Saturday, 24 December 2016

On parlour games


From The Diary of a Nobody by George and Weedon Grossmith:

He suggested we should play “Cutlets,” a game we never heard of.  He sat on a chair, and asked Carrie to sit on his lap, an invitation which dear Carrie rightly declined.

After some species of wrangling, I sat on Gowing’s knees and Carrie sat on the edge of mine.  Lupin sat on the edge of Carrie’s lap, then Cummings on Lupin’s, and Mrs. Cummings on her husband’s.  We looked very ridiculous, and laughed a good deal.



Gowing then said: “Are you a believer in the Great Mogul?”  We had to answer all together: “Yes—oh, yes!” (three times).  Gowing said: “So am I,” and suddenly got up.  The result of this stupid joke was that we all fell on the ground, and poor Carrie banged her head against the corner of the fender.  Mrs. Cummings put some vinegar on; but through this we missed the last train, and had to drive back to Broadstairs, which cost me seven-and-sixpence.
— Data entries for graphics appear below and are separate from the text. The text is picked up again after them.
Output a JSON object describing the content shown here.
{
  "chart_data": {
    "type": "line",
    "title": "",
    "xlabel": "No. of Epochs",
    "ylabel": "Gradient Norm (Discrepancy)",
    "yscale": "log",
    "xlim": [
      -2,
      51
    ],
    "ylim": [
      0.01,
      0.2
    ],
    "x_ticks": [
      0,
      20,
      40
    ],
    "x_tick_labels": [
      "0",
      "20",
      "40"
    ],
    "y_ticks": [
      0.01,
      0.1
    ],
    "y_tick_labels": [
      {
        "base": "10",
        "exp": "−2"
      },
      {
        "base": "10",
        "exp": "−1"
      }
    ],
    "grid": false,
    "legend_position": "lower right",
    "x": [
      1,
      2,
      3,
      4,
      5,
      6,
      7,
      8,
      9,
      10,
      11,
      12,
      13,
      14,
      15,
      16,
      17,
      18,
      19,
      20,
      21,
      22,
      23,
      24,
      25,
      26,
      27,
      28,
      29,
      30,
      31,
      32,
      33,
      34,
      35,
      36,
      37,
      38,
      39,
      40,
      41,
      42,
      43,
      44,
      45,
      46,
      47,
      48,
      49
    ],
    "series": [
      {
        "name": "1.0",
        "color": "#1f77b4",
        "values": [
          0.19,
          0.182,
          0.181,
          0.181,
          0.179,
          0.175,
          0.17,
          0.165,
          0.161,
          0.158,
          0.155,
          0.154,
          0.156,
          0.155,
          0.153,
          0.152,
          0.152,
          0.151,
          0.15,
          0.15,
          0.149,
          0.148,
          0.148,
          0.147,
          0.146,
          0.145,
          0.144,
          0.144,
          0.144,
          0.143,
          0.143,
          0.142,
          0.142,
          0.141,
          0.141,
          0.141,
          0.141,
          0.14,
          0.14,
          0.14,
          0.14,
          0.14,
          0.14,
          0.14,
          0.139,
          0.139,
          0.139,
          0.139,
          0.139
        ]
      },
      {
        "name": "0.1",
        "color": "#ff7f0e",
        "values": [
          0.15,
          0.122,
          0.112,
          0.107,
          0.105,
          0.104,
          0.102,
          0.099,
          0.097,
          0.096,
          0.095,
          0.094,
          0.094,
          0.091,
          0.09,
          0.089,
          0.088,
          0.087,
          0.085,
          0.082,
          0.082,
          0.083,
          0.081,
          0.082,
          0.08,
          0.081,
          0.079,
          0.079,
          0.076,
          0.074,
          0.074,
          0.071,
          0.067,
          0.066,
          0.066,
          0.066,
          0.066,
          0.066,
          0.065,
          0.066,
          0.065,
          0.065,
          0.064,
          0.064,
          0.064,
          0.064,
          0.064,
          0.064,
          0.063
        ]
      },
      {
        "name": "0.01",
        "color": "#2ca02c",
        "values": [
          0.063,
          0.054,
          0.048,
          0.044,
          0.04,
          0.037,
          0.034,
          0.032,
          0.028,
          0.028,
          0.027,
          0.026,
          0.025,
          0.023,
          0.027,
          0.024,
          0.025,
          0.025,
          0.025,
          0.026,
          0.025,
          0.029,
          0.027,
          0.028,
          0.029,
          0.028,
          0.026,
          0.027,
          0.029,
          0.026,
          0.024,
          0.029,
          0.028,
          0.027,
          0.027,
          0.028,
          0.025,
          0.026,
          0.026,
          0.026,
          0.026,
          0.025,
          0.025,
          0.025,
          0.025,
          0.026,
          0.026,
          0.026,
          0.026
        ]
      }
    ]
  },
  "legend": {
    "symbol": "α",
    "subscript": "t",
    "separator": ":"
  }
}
Parlour games! It's the time of year when Charades and Consequences make an appearance at Christmas time in many households, a durable hangover from their Victorian heyday, when there were parlours aplenty in which to play "Cutlets". Few homes today have parlours, and fewer still enough space space for 'Is that you, Montagu?' (two blindfolded players with rolled-up newspapers roll around on the floor - the game features in David Nicholls'  novel One Day). 

While parlour games remain popular the parlour itself has gone the way of the pantry and scullery in domestic architecture. From the  Anglo-Norman French parlur (‘place for speaking’) the parlour was, in medieval Christian Europe, the two rooms in a Silent Order monastery where monks, constrained by vow or regulation from speaking, could natter away too their hearts' content with their fellow monks.

We no longer tend to use formal reception rooms although 'front parlour' used to be the term used in the North of England as the room for the (seldom-used) ground floor front room, kept 'smart' for special occasions.

The parlour has a rather downbeat commercial afterlife - think of funeral parlours, beauty parlours, tattoo parlours and, though less frequently, ice cream or pizza parlours. As a domestic feature it has declined, along with the pantry, to the point of near extinction. I'm drawn to objects which retain a husk of their original, utile meaning; 'glove compartment', for instance, harks back to the time when a motorists would sport a pair of leather gauntlets. The term exists but I don't suppose one in a million drivers keeps gloves in that odd little cubby hole.

But enough already. Let's get down to business:

Three words! First word? Four syllables! First syllable, sounds like . . .

A Merry Christmas to all my readers. You know who you are.